UPDATE: On December 23, 2020, the Fourth Appellate District Court dismissed the Riverside County District Attorney’s case against James Rutherford and his attorneys, on appeal. As reported in our May 21, 2019 blog Riverside County DA drops the hammer on ADA litigant and counsel to stop abusive litigation, the DA’s case alleged ADA serial plaintiff James Rutherford and the lawyers who regularly represent him were involved in abusive litigation. The Appellate Court dismissed this claim (see unpublished Opinion here) as the ADA lawsuits were protected by California’s litigation privilege. The Court wrote: “As we explain, the litigation privilege applies to the People’s complaint, and the People have not shown that an exception to the privilege applies.” It was our view then, and even more so after the Appellate Court’s decision, that the Riverside D.A.’s theory of the case led to the inevitable outcome. Perhaps the D.A.’s office will take a fresh look at the facts of the case and apply a new theory if it intends to pursue a case against serial ADA litigants.

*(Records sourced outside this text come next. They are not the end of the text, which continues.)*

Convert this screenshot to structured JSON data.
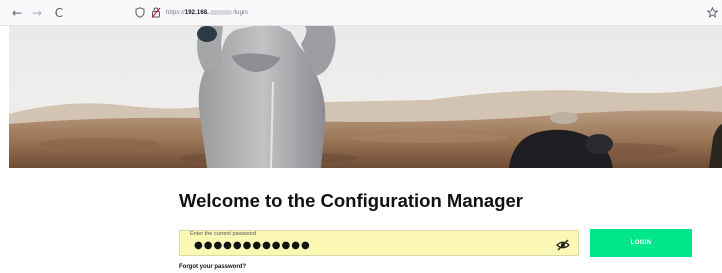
{
  "browser": {
    "back_glyph": "←",
    "forward_glyph": "→",
    "reload_glyph": "C",
    "url_prefix": "https://",
    "url_host": "192.168.",
    "url_path": "/login",
    "icons": [
      "back-arrow-icon",
      "forward-arrow-icon",
      "reload-icon",
      "shield-icon",
      "lock-icon",
      "star-icon"
    ]
  },
  "page": {
    "title": "Welcome to the Configuration Manager",
    "password": {
      "label": "Enter the current password",
      "masked_value": "●●●●●●●●●●●●"
    },
    "login_label": "LOGIN",
    "forgot_label": "Forgot your password?"
  },
  "colors": {
    "accent": "#01e68a",
    "field_bg": "#fbf8b6",
    "title": "#111111"
  }
}
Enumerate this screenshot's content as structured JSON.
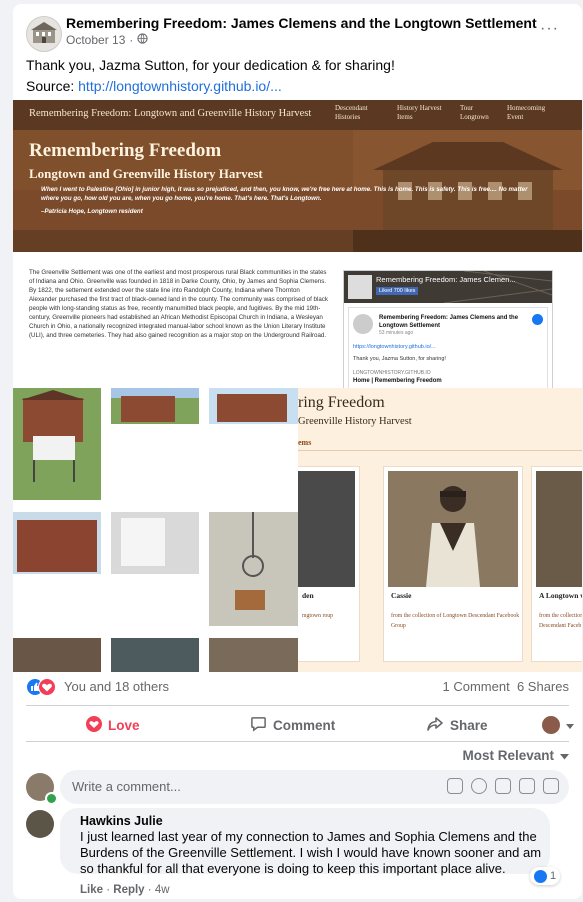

In an extraordinary case charging ADA litigation abuse, the Riverside County District Attorney’s Office filed an action on behalf of the People of California seeking to permanently prevent serial ADA plaintiff James Rutherford and two law firms that regularly represent him (Manning Law and the Law Offices of Babak Hashemi, and individual members of the firms) from filing abusive lawsuits. The Complaint alleges that the defendants violated various Business & Professions Code sections designed to protect the public against “unlawful, unfair or fraudulent acts or practices” and seeks civil penalties not to exceed $2,500 for each violation and other equitable relief. Civil penalties in this case could exceed $800,000 if the allegations prove true.
The Complaint alleges that “Defendants filed 323 lawsuits based on alleged violations of the Americans with Disabilities Act” in federal and state courts. Many of these lawsuits were filed against hotels and retailers. According to court papers, the pleadings filed by the defendants follow a pattern of near-identical “allegations, except for the identity of the named defendants and the date of the alleged harm.”
This lawsuit is eerily similar to a lawsuit filed by the Arizona Attorney General against Peter Strojnik, Sr., who filed nearly 2,000 identical ADA lawsuits against Phoenix/Scottsdale businesses. Suspended from practicing law, Mr. Strojnik surrendered his license to avoid disbarment. Another lawyer in New Mexico also surrendered her license in lieu of disbarment over ADA litigation abuse.
The Riverside DA alleges that the “federal ADA lawsuits also rely on a few core misrepresentations, which the People have identified as the foundation to the fraud Defendants have perpetrated on each and every Riverside County individual and/or business sued in the federal lawsuits.” The allegations include misrepresentations that Rutherford encountered architectural barriers such as non-compliant parking spaces, signage, curb ramps and inaccessible paths of travel to the businesses’ entrances.
As a result of encountering these alleged ADA violations, Rutherford claims he suffered difficulty, discomfort and embarrassment entitling him to minimum statutory damages of $4,000 for each offense and incidence of deterrence.
Although the lawsuit takes no position on whether Rutherford is disabled, it disputes that based on his disability, he was denied full and equal access to and enjoyment of the goods or services of any business, that he had no good faith intention to return, and in fact did not return to any of these businesses – a fundamental tenet of Article III standing under the ADA.
The Complaint concludes that the defendants, and each of them, “colluded, conspired and/or otherwise agreed to engage in an ADA lawsuit scheme, designed to defraud, extract and/or extort money settlements from Riverside County individuals and businesses, based on the fraud, misrepresentations and false allegations contained in each and every one of the federal lawsuits.”
No one disputes that the ADA is the most important civil rights law for persons with disabilities. However, few doubt that the protections of the ADA have been abused by “high frequency litigants” and a handful of lawyers. In enacting California Code of Civil Procedure Section 425.5, designed to curb ADA abuse, in a rare declaration, the California Legislature found:
(1) Protection of the civil rights of persons with disabilities is of the utmost importance to this state, and private enforcement is the essential means of achieving that goal, as the law has been designed; and
(2) According to information from the California Commission on Disability Access, more than half, or 54 percent, of all construction-related accessibility complaints filed between 2012 and 2014 were filed by two law firms. Forty-six percent of all complaints were filed by a total of 14 parties.
While Rutherford and the defendant law firms were not among those the Legislature referenced, they have filed a significant number of ADA lawsuits. If the Court finds for the People in the Riverside DA’s case, it will fundamentally change the way plaintiff’s ADA lawyers perform due diligence and should reduce abusive ADA litigation in California.
The alleged violations of Business and Professions Code Section 17200 raise interesting procedural issues for the court’s handling current Rutherford cases and potential disgorgement of all prior settlement payments.
All eyes will be on the Riverside DA’s case.